The Dr. Jo Diet

 By Mizpah Matus B.Hlth.Sc(Hons)

Background

Dr. Jo’s No Big Deal Diet is written by registered dietitian, Joanne Lichten PhD, RD, who has been called America’s On-The-Go Health Guru. For more than 25 years Lichten has helped thousands of patients to get their weight under control.

The Dr. Jo Diet introduces dieters to seven skills for successful weight loss. She says that it really is “No Big Deal” to lose weight, gain control of your appetite and maintain your ideal weight for life once you learn these seven skills.

The Dr. Jo Diet Basics

Through her many years of clinical practice and research Dr. Jo  discovered three important facts involved in the ability to successfully lose weight and keep it off.

  1. Knowledge alone is not enough to bring healthy changes.
  2. There is no one perfect diet.
  3. Willpower is not necessary to lose weight.

She says that the people who are able to lose weight and keep it off don’t have any more willpower. Rather they control their weight by practicing these seven specific skills:

  1. No more excuses
  2. Treat yourself right
  3. Make your own rules
  4. No more deprivation
  5. Accelerate your metabolism
  6. Ask yourself why
  7. Keep your focus

Dieters are advised to track their food intake in a journal, to always eat breakfast and to consume the appropriate amount of calories daily.

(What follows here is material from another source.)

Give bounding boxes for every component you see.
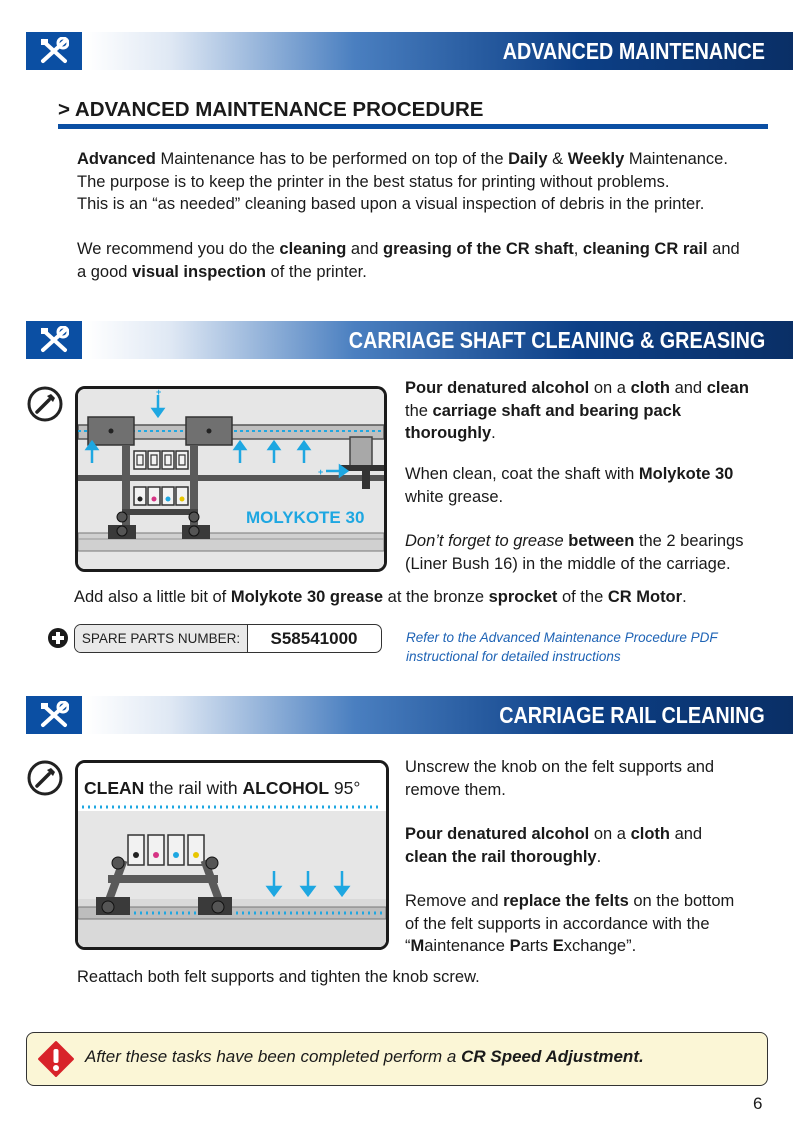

Dr. Jo states that there is no diet that is perfect for everyone but there is at least one way of losing weight that that is perfect for you. As such you are encouraged to set your own rules when it comes to creating a healthy eating plan that suits your lifestyle, weight loss goals and personality.

Recommended Foods

Fruit, vegetables, chicken breast, fish, lean beef, lean pork, cheese, eggs, low fat milk, black beans, bread, oatmeal, baked potatoes, baked chips, frozen yogurt, sugar-free cocoa.

Sample Dr. Jo Diet  Meal Plan

Breakfast

Bagel with low fat cream cheese
Coffee with skim milk

Morning Snack
1 apple
Lunch

Chicken breast
Large green salad

Afternoon Snack

Baked corn chips with salsa

Dinner

Grilled lean beef
Steamed vegetables
Baked potato

Dessert

1 cup sugar-free hot chocolate

Exercise Recommendations

Dr. Jo encourages exercise as a way to promote weight loss and boost confidence. You should find a physical activity that you enjoy and make a habit of exercising on a regular basis.

A combination of strength training and cardiovascular exercise is advised and to maintain motivation you might consider hiring a personal trainer, using an exercise DVD and keeping an exercise diary.

Costs and Expenses

Dr. Jo’s No Big Deal Diet: Seven Skills for Successful Weight Loss retails at $14.95.

Click here to purchase the book at a discounted price.

Pros

  • Written by a registered dietitian.
  • Encourages eating breakfast, which has been linked to reduced calorie intake later in the day.
  • Good for dieters who believe they don’t have enough willpower to lose weight.
  • Helps translate knowledge about weight loss into practical actions.
  • Customized approach to suit the many different types of eaters.
  • The Dr. Jo Diet includes tips for dealing with emotional eating.
  • Keeping a food journal has been associated with successful weight loss.

Cons

  • Requires calorie monitoring.
  • Does not include a meal plan.
  • Does not provide adequate education regarding nutrition.
  • Does not provide any particularly new information.

Conclusions

Dr. Jo’s No Big Deal Diet introduces dieters to seven factors involved in successful weight loss that dispel the myth that you need to have strong willpower in order to lose weight.

The Dr. Jo Diet encourages a healthy lifestyle approach to managing your weight that is based on finding ways to incorporate positive habits into your daily routines that will naturally allow you to reduce your intake of calories and boost your metabolism.